Recent legislative changes in both Europe and the USA have increased the responsibility of drug developers to purposefully study the agents they market in children so that specific dosing recommendations can be made to assist clinicians in their use. Typically, clinicians use empiricalor experiential-based rationales for selecting the dose to use in children, generally in a manner that attempts to achieve the same dose-exposure or pharmacokinetic profile in children as in adults. However, whether this approach achieves the necessary dose exposure or exposure effect needed may not be systematically explored during off-label use. This creates the opportunity for under- or over-exposure in children, particularly in very young children (i.e., less than 2 years old) where a combination of factors during development can effect both pharmacokinetics and pharmacodynamics.

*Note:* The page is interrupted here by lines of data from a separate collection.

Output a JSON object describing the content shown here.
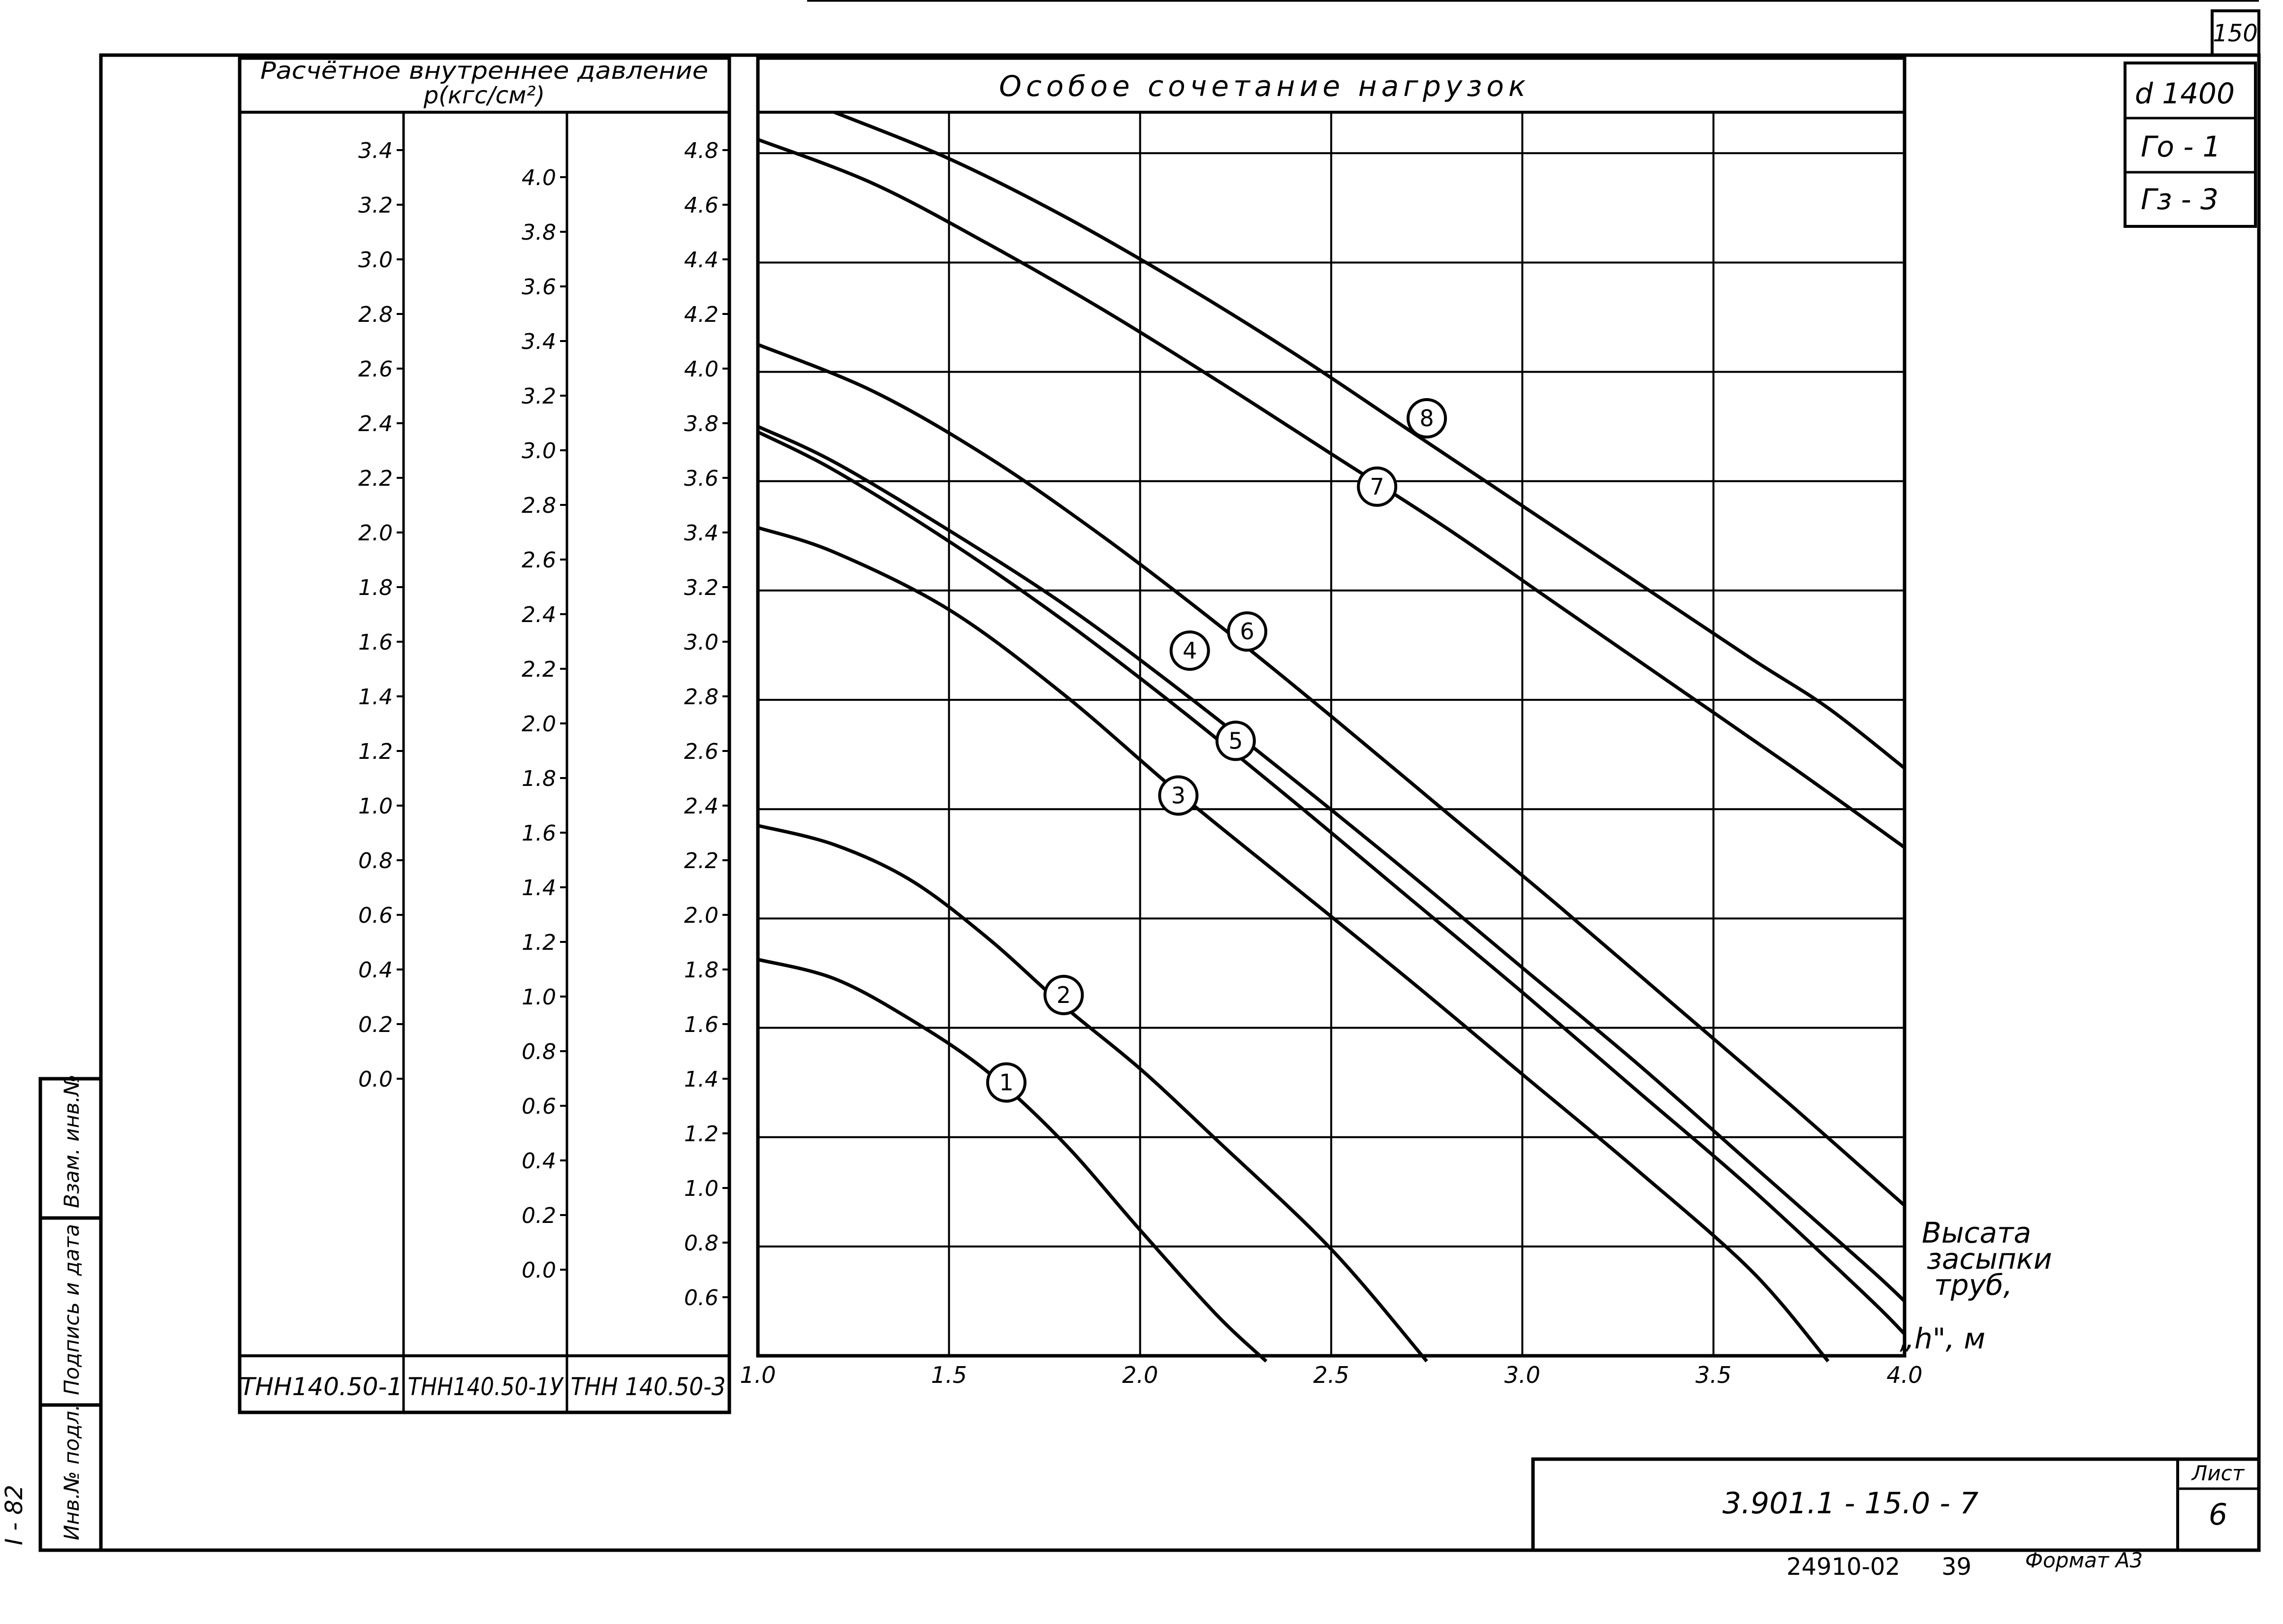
{
  "page_number": "150",
  "side_stamp": {
    "inv_podl": "Инв.№ подл.",
    "podpis_data": "Подпись и дата",
    "vzam_inv": "Взам. инв.№",
    "sheet_code": "I - 82"
  },
  "info_boxes": [
    "d 1400",
    "Го - 1",
    "Гз - 3"
  ],
  "pressure_table": {
    "header_line1": "Расчётное внутреннее давление",
    "header_line2": "р(кгс/см²)",
    "columns": [
      {
        "model": "ТНН140.50-1",
        "ticks": [
          "3.4",
          "3.2",
          "3.0",
          "2.8",
          "2.6",
          "2.4",
          "2.2",
          "2.0",
          "1.8",
          "1.6",
          "1.4",
          "1.2",
          "1.0",
          "0.8",
          "0.6",
          "0.4",
          "0.2",
          "0.0"
        ]
      },
      {
        "model": "ТНН140.50-1У",
        "ticks": [
          "4.0",
          "3.8",
          "3.6",
          "3.4",
          "3.2",
          "3.0",
          "2.8",
          "2.6",
          "2.4",
          "2.2",
          "2.0",
          "1.8",
          "1.6",
          "1.4",
          "1.2",
          "1.0",
          "0.8",
          "0.6",
          "0.4",
          "0.2",
          "0.0"
        ]
      },
      {
        "model": "ТНН 140.50-3",
        "ticks": [
          "4.8",
          "4.6",
          "4.4",
          "4.2",
          "4.0",
          "3.8",
          "3.6",
          "3.4",
          "3.2",
          "3.0",
          "2.8",
          "2.6",
          "2.4",
          "2.2",
          "2.0",
          "1.8",
          "1.6",
          "1.4",
          "1.2",
          "1.0",
          "0.8",
          "0.6"
        ]
      }
    ]
  },
  "chart_data": {
    "type": "line",
    "title": "Особое сочетание нагрузок",
    "xlabel": "Высота засыпки труб, „h\", м",
    "xlabel_lines": [
      "Высата",
      "засыпки",
      "труб,",
      "„h\", м"
    ],
    "xlim": [
      1.0,
      4.0
    ],
    "ylim": [
      0.4,
      4.95
    ],
    "x_ticks": [
      "1.0",
      "1.5",
      "2.0",
      "2.5",
      "3.0",
      "3.5",
      "4.0"
    ],
    "x_grid": [
      1.5,
      2.0,
      2.5,
      3.0,
      3.5
    ],
    "y_grid": [
      0.8,
      1.2,
      1.6,
      2.0,
      2.4,
      2.8,
      3.2,
      3.6,
      4.0,
      4.4,
      4.8
    ],
    "grid": true,
    "series": [
      {
        "name": "1",
        "points": [
          [
            1.0,
            1.85
          ],
          [
            1.2,
            1.78
          ],
          [
            1.4,
            1.63
          ],
          [
            1.6,
            1.44
          ],
          [
            1.8,
            1.18
          ],
          [
            2.0,
            0.86
          ],
          [
            2.2,
            0.55
          ],
          [
            2.33,
            0.38
          ]
        ],
        "label_at": [
          1.65,
          1.4
        ]
      },
      {
        "name": "2",
        "points": [
          [
            1.0,
            2.34
          ],
          [
            1.2,
            2.27
          ],
          [
            1.4,
            2.14
          ],
          [
            1.6,
            1.93
          ],
          [
            1.8,
            1.68
          ],
          [
            2.0,
            1.45
          ],
          [
            2.2,
            1.19
          ],
          [
            2.5,
            0.79
          ],
          [
            2.75,
            0.38
          ]
        ],
        "label_at": [
          1.8,
          1.72
        ]
      },
      {
        "name": "3",
        "points": [
          [
            1.0,
            3.43
          ],
          [
            1.2,
            3.34
          ],
          [
            1.5,
            3.13
          ],
          [
            1.8,
            2.82
          ],
          [
            2.1,
            2.46
          ],
          [
            2.4,
            2.12
          ],
          [
            2.7,
            1.78
          ],
          [
            3.0,
            1.43
          ],
          [
            3.3,
            1.08
          ],
          [
            3.6,
            0.71
          ],
          [
            3.8,
            0.38
          ]
        ],
        "label_at": [
          2.1,
          2.45
        ]
      },
      {
        "name": "4",
        "points": [
          [
            1.0,
            3.8
          ],
          [
            1.2,
            3.67
          ],
          [
            1.5,
            3.42
          ],
          [
            1.8,
            3.15
          ],
          [
            2.1,
            2.84
          ],
          [
            2.4,
            2.51
          ],
          [
            2.7,
            2.17
          ],
          [
            3.0,
            1.82
          ],
          [
            3.3,
            1.47
          ],
          [
            3.6,
            1.1
          ],
          [
            3.9,
            0.73
          ],
          [
            4.0,
            0.6
          ]
        ],
        "label_at": [
          2.13,
          2.98
        ]
      },
      {
        "name": "5",
        "points": [
          [
            1.0,
            3.78
          ],
          [
            1.2,
            3.64
          ],
          [
            1.5,
            3.38
          ],
          [
            1.8,
            3.09
          ],
          [
            2.1,
            2.77
          ],
          [
            2.4,
            2.43
          ],
          [
            2.7,
            2.08
          ],
          [
            3.0,
            1.73
          ],
          [
            3.3,
            1.37
          ],
          [
            3.6,
            1.01
          ],
          [
            3.9,
            0.62
          ],
          [
            4.0,
            0.48
          ]
        ],
        "label_at": [
          2.25,
          2.65
        ]
      },
      {
        "name": "6",
        "points": [
          [
            1.0,
            4.1
          ],
          [
            1.3,
            3.93
          ],
          [
            1.6,
            3.69
          ],
          [
            1.9,
            3.4
          ],
          [
            2.2,
            3.08
          ],
          [
            2.5,
            2.74
          ],
          [
            2.8,
            2.39
          ],
          [
            3.1,
            2.04
          ],
          [
            3.4,
            1.68
          ],
          [
            3.7,
            1.32
          ],
          [
            4.0,
            0.95
          ]
        ],
        "label_at": [
          2.28,
          3.05
        ]
      },
      {
        "name": "7",
        "points": [
          [
            1.0,
            4.85
          ],
          [
            1.3,
            4.69
          ],
          [
            1.6,
            4.47
          ],
          [
            1.9,
            4.23
          ],
          [
            2.2,
            3.97
          ],
          [
            2.5,
            3.7
          ],
          [
            2.8,
            3.43
          ],
          [
            3.1,
            3.14
          ],
          [
            3.4,
            2.85
          ],
          [
            3.7,
            2.56
          ],
          [
            4.0,
            2.26
          ]
        ],
        "label_at": [
          2.62,
          3.58
        ]
      },
      {
        "name": "8",
        "points": [
          [
            1.2,
            4.95
          ],
          [
            1.5,
            4.78
          ],
          [
            1.8,
            4.57
          ],
          [
            2.1,
            4.33
          ],
          [
            2.4,
            4.07
          ],
          [
            2.7,
            3.79
          ],
          [
            3.0,
            3.51
          ],
          [
            3.3,
            3.23
          ],
          [
            3.6,
            2.95
          ],
          [
            3.8,
            2.77
          ],
          [
            4.0,
            2.55
          ]
        ],
        "label_at": [
          2.75,
          3.83
        ]
      }
    ]
  },
  "title_block": {
    "code": "3.901.1 - 15.0 - 7",
    "list_label": "Лист",
    "list_number": "6"
  },
  "footer": {
    "number": "24910-02",
    "sub": "39",
    "format": "Формат А3"
  }
}
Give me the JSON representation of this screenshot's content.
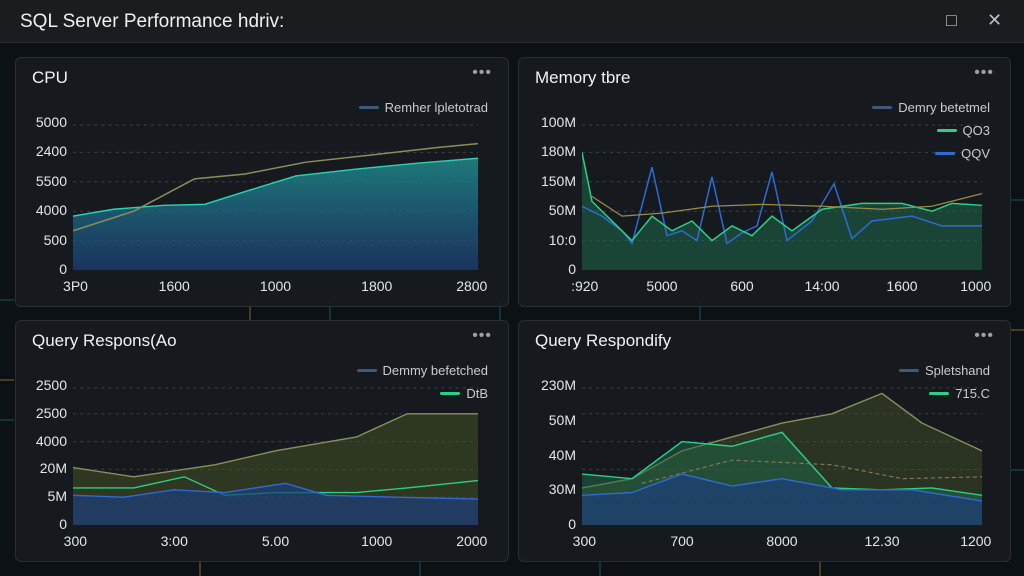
{
  "header": {
    "title": "SQL Server Performance  hdriv:"
  },
  "panels": [
    {
      "title": "CPU",
      "legend": [
        "Remher lpletotrad"
      ],
      "y_labels": [
        "5000",
        "2400",
        "5500",
        "4000",
        "500",
        "0"
      ],
      "x_labels": [
        "3P0",
        "1600",
        "1000",
        "1800",
        "2800"
      ]
    },
    {
      "title": "Memory tbre",
      "legend": [
        "Demry betetmel",
        "QO3",
        "QQV"
      ],
      "y_labels": [
        "100M",
        "180M",
        "150M",
        "50M",
        "10:0",
        "0"
      ],
      "x_labels": [
        ":920",
        "5000",
        "600",
        "14:00",
        "1600",
        "1000"
      ]
    },
    {
      "title": "Query Respons(Ao",
      "legend": [
        "Demmy befetched",
        "DtB"
      ],
      "y_labels": [
        "2500",
        "2500",
        "4000",
        "20M",
        "5M",
        "0"
      ],
      "x_labels": [
        "300",
        "3:00",
        "5.00",
        "1000",
        "2000"
      ]
    },
    {
      "title": "Query Respondify",
      "legend": [
        "Spletshand",
        "715.C"
      ],
      "y_labels": [
        "230M",
        "50M",
        "40M",
        "30M",
        "0"
      ],
      "x_labels": [
        "300",
        "700",
        "8000",
        "12.30",
        "1200"
      ]
    }
  ]
}
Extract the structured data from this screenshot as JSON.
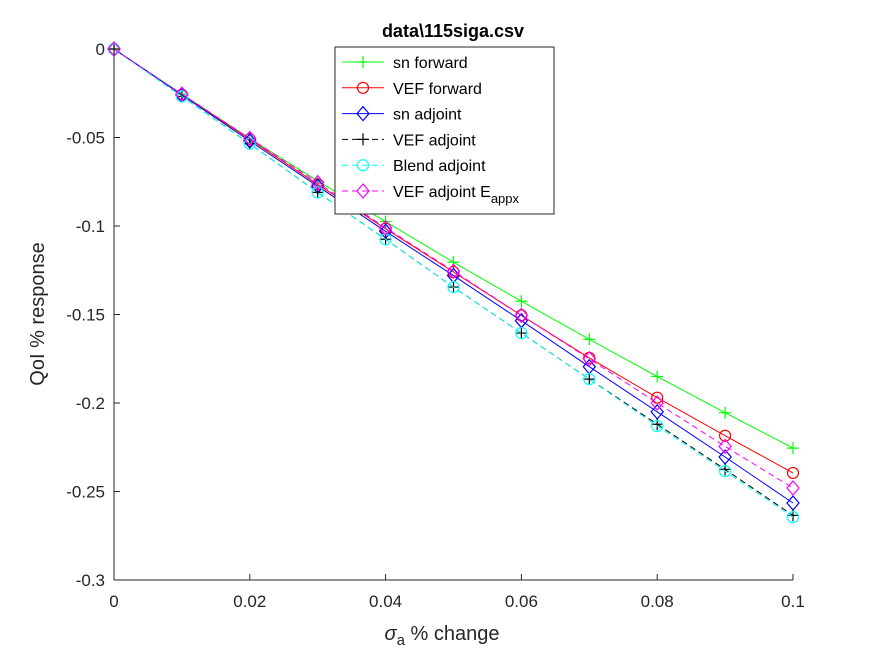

The ethical, physiological and statistical differences of studying new therapeutic agents in children present economic challenges that may create unintended incentives - both positive and negative - for any individual developer who tries to meet the requirements of new legislation to study pharmaceutical agents in children. There should be a continued emphasis in academic clinical pharmacology programs towards creative methods and approaches to better understand these differences in children compared with adults. The ability to use information from knowledge obtained from adult studies, from preclinical studies, from studies of compounds with similar chemistry or pharmacology, or from known physiological differences between children and adults is essential to choosing a suitable dose for children and achieving these regulatory aims.